Between the fact that Bayern survived more than played and PSG managed well on the counter, the game was channeled towards midfield. During the first half, prudence prevailed. The injury to Marquinhos, replaced by Mukiele after half an hour, took away the poise of PSG’s defense and this did not have immediate consequences but in the end it was decisive. On the rare occasions that the French team launched to press the opposite field, it caused havoc. Like when before the break Hakimi pounced on Sommer and the goalkeeper, desperate because Goretzka didn’t move to get unmarked, ended up giving the ball to Vitinha. The Portuguese finished off an empty goal. The rostrum screamed in shock. When the ball crossed the goal line, De Ligt appeared to deflect it. The Dutch central defender rounded off his superb marking of Messi with a paranormal intervention.
Verratti’s fall
The game had gone decidedly in PSG’s favor when the second half began. Far from their cruising speed, the buoyant Bayern had gotten into a goat track. Everyone doubted except Mussiala, the tireless young prodigy. A persistent drizzle was falling and the wet fans watched the spectacle with apprehension. Only the chants of the French could be heard at the top of the third ring when the crisis broke out. It happened that Mukiele, stunned in his area by a general advance by the Bayern attackers, looked up and saw the usual man, running like a madman to be given the ball. It was Verratti, the pillar of the team, offering help to the needy, as is his custom. What Mukiele did not notice nor did the intrepid Verratti want to see was that Müller and Mussiala were stalking him like wolves. That Mukiele decided to give the ball to his teammate instead of getting rid of danger with a kick was an imprudence that dynamited the tie. Müller missed the foul, but the referee let it continue. Verratti went down without the ball, Mussiala assisted Maxim Choupo-Moting, and the Hamburg-born Cameroonian shot Donnarumma.
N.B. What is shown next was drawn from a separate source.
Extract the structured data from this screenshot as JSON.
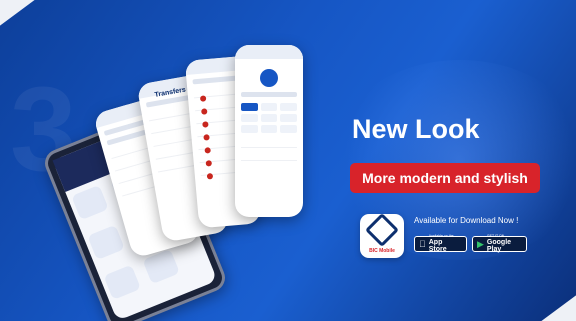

It was not strange that a duel basically fought without the ball ended up resolved after a caused error. The strange thing was the identity of the executor. That Choupo-Mouting sentenced the most opulent team in existence had an ironic and esoteric sense. At 33 years old he nine he has earned the label of day laborer. He went through Hamburg, Stoke, and Mainz, before acceding to instances that did not seem made to measure for him. Nobody missed his technical limitations. He was mocked, especially in Paris, where he played between 2018 and 2020. “Whoever makes fun of Maxim doesn’t understand football at all,” Müller said on Tuesday, when someone asked him about the modest teammate who occupied the position of the nine. Nothing less than the position that Lewandowski, the top scorer of the last decade at Bayern, bequeathed to him.
When Gnabry scored 2-0, after regulation time, the stadium sang its happiest songs. The Bavarian followers had been reborn after a night of fright. Just in time to secure a place in the quarterfinals over Messi, Mbappé and Neymar.